Bunyi kring-kring sepeda yang melintasi Julianabrug, Zaandijk, memutus ingatannya beberapa waktu yang lalu. Aria kemudian menatap jauh beberapa kincir angin berwarna hijau, berdiri tegak di pesisir sungai dan desa wisata Zaanse Schans. Di sekitar pesisir sungai juga berdiri rumah-rumah penduduk setempat, khas dengan arsitektur Dutch yang berwarna-warni mencolok.
“Siap, Dok. Rame-rame memang lebih seru.” Aria membaca pesan WA yang baru masuk dari Alia.
Keren banget tempat ini. Adem, sejuk, dan memikat mata. Seandainya kamu ada di sini, Alia.
Aroma cocoa mulai menusuk hidung, saat Aria beranjak dari jembatan menuju perkampungan. Para pengunjung juga ramai bergerombol dan berjalan kaki, bersama-sama ingin menuju Zaans Museum.
Gawai Aria berdering dan bergetar saat dia meneruskan perjalanan ke museum sambil mencari kincir angin. Segera dia berhenti di depan toko kerajinan sepatu kayu, khas buatan warga setempat.
Siapa ya yang menelepon? Alia? Atau Mama?
Sebuah WA Call masuk, masih membuat gawai Aria berkelap-kelip. Dari nomor berkode wilayah Indonesia, tanpa nama.
Siapa, nih?
Walau tanpa nama, tapi Aria kenal betul nomor telepon yang tertera. Pesan dari nomor yang sama juga muncul saat dia berangkat dari Schiphol ke Utrecht. Aria tersenyum kecut, dan mood-nya mendadak memburuk.
Mau apa lagi kamu?
Gawainya terus berdering dan berkedap-kedip. Aria berat hati untuk menjawab panggilan itu. Tapi, kerinduannya kepada seseorang di Indonesia membuatnya berbesar hati untuk menjawab telepon dari sosok yang kerap muncul di dalam mimpi buruk dan lamunannya. Aria pun menjawab dengan datar dan pelan, di pinggir jalan beraspal, di depan toko sepatu itu.
“Halo, Naura?”
“Halo, Mas Aria! Akhirnya kamu menjawab juga telepon dariku, Mas.” Suara seorang perempuan terdengar, lalu diiringi cekikikan.

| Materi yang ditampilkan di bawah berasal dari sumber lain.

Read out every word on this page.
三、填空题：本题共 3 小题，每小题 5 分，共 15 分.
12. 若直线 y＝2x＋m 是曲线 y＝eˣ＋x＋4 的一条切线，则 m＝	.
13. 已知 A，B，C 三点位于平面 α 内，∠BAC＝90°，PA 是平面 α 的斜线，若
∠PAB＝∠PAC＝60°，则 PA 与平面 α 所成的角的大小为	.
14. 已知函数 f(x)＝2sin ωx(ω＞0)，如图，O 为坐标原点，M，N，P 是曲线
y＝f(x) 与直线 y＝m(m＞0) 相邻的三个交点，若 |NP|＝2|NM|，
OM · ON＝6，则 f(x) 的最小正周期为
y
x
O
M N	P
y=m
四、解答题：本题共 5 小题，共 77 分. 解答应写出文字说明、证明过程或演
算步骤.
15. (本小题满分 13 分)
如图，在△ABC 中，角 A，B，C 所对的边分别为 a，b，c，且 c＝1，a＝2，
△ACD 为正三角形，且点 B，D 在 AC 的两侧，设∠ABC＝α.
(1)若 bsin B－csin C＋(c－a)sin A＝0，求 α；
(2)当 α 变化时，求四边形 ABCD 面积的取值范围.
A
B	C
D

“Naura! Kamu ngapain hubungi aku lagi? Kamu belum puas membuat hatiku hancur?” Aria mulai emosional.
“Maaass, aku rindu kamu, Mas. Ngapain sih kamu jauh-jauh sekolah di Inggris sana? Balik ke sini aja. Banyak yang nungguin kamu di sini.”
“Naura! Jangan kamu coba-coba lagi atur-atur hidupku ya! Sudah cukup semuanya! Kita sudah nggak ada hubungan apa-apa lagi!”
“Owww, nggak ada hubungan katamu, Mas? Terus yang di Bandung gimana? Kamu nggak rindu sama dia?” Naura tertawa keras.
Aria merasakan desir amarahnya mulai naik ke ubun-ubun.
“Cukup, Naura! Cukup!”
Aria spontan menutup panggilan. Napas dan denyut jantungnya menderu. Mukanya memerah. Ia mencoba menenangkan diri, menarik napas dalam lalu mengeluarkannya perlahan, sambil mendongak, melihat langit yang kebiruan tanpa awan menggantung. Lalu Aria menunduk, dan menutup wajah dengan kedua tangannya, sambil beristighfar. Aria kemudian beranjak, berjalan ke arah kursi taman yang berada di depan toko. Dia duduk bersandar, lalu memandang pelan-pelan ke kanal kecil dan asri di depan kursi itu, dan menyusuri hingga ke kejauhan, menatap deretan pohon pinus di kedua sisi kanal. Perasaannya mulai tenang. Di balik amarah yang hampir meletus hebat, tiba-tiba dia juga merasakan rindu yang teramat dalam kepada seseorang di Bandung, yang disebutkan Naura.